Un vaillant tailleur de peaux avait l’habitude de nager seul dans un verre dont il cherchait le fond. Un jour, il a rencontré Carole, dont le sourire était un redoutable remontant. Elle a eu du souffle pour deux, le temps qu’il reprenne le sien. Carole était comme ça.

 Le couple a fait son nid en ville et attiré une ménagerie d’esseulés, des enfants de gouttière, un compteur d’étoiles, un Italien bossu et un épouvantail qui n’effrayait que lui-même. Dans un quartier où sévissaient la Dépression et l’assèchement des corps, les larmes ont coulé à grands seaux. Puis un petit scaphandrier est arrivé dans leur vie. Le temps était venu de penser à eux aussi.

 Les peaux cassées est un récit poétique tout en nuances de gris où l’espoir verdit dans les endroits les plus inusités et qui prouve à sa drôle de manière qu’en chacun de nous sommeille un jardinier.

Je me souvenais d’un billet d’Anne au sujet de ce livre. Intriguée, j’avais noté ce titre magnifique : Les peaux cassées. La quatrième de couverture tout aussi poétique et laissant présager d’un imaginaire savoureux m’a conquise. C’est donc avec joie et impatience que je me suis plongée dans ce roman de Richard Dallaire.

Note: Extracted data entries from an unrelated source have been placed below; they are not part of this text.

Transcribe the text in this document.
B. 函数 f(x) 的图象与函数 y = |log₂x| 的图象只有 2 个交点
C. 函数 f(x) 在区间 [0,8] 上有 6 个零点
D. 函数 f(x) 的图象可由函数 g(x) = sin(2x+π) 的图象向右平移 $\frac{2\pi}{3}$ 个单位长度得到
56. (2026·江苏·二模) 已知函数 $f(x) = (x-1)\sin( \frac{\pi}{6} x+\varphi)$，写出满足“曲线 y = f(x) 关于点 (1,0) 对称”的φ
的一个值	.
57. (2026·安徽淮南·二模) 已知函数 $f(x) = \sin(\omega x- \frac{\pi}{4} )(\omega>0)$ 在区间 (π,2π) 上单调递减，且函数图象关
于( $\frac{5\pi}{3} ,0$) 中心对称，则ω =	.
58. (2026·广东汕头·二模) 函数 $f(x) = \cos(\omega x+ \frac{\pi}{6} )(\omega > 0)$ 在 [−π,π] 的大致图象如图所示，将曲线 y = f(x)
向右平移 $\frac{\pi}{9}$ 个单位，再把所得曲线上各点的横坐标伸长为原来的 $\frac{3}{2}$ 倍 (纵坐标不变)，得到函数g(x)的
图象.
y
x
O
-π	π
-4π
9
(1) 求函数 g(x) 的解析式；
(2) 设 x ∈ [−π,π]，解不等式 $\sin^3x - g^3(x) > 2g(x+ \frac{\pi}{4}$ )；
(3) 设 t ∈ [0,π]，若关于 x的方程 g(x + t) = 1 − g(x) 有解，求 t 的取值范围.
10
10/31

Je l’ai lu en quelques heures seulement, entrecoupées d’une petite promenade pour profiter d’un beau dimanche. Une fois le livre refermé, mon impression est difficile à définir : j’ai été à la fois charmée par la poésie de cette écriture et décontenancée par la noirceur de ce récit, par ailleurs extrêmement lumineux. Un paradoxe qui me laisse un peu perdue, même si, d’une certaine manière, il me semble refléter assez justement la vie en général et notre monde en particulier (heureusement, nous ne devons pas encore redouter de hordes cannibales quand nous nous promenons dans la rue).

J’ai lu un article dans lequel l’auteur se référait à Boris Vian et c’est vrai qu’il y a un peu d’Ecume des jours dans ce texte. Une femme-poisson récolteuse de larmes qui a le don du réconfort, un réparateur de peaux cassées, des enfants de gouttière… C’est un monde étrange et pourtant étonnamment familier que l’on découvre au fil des pages.

Une lecture étonnante et déstabilisante (en ce qui me concerne).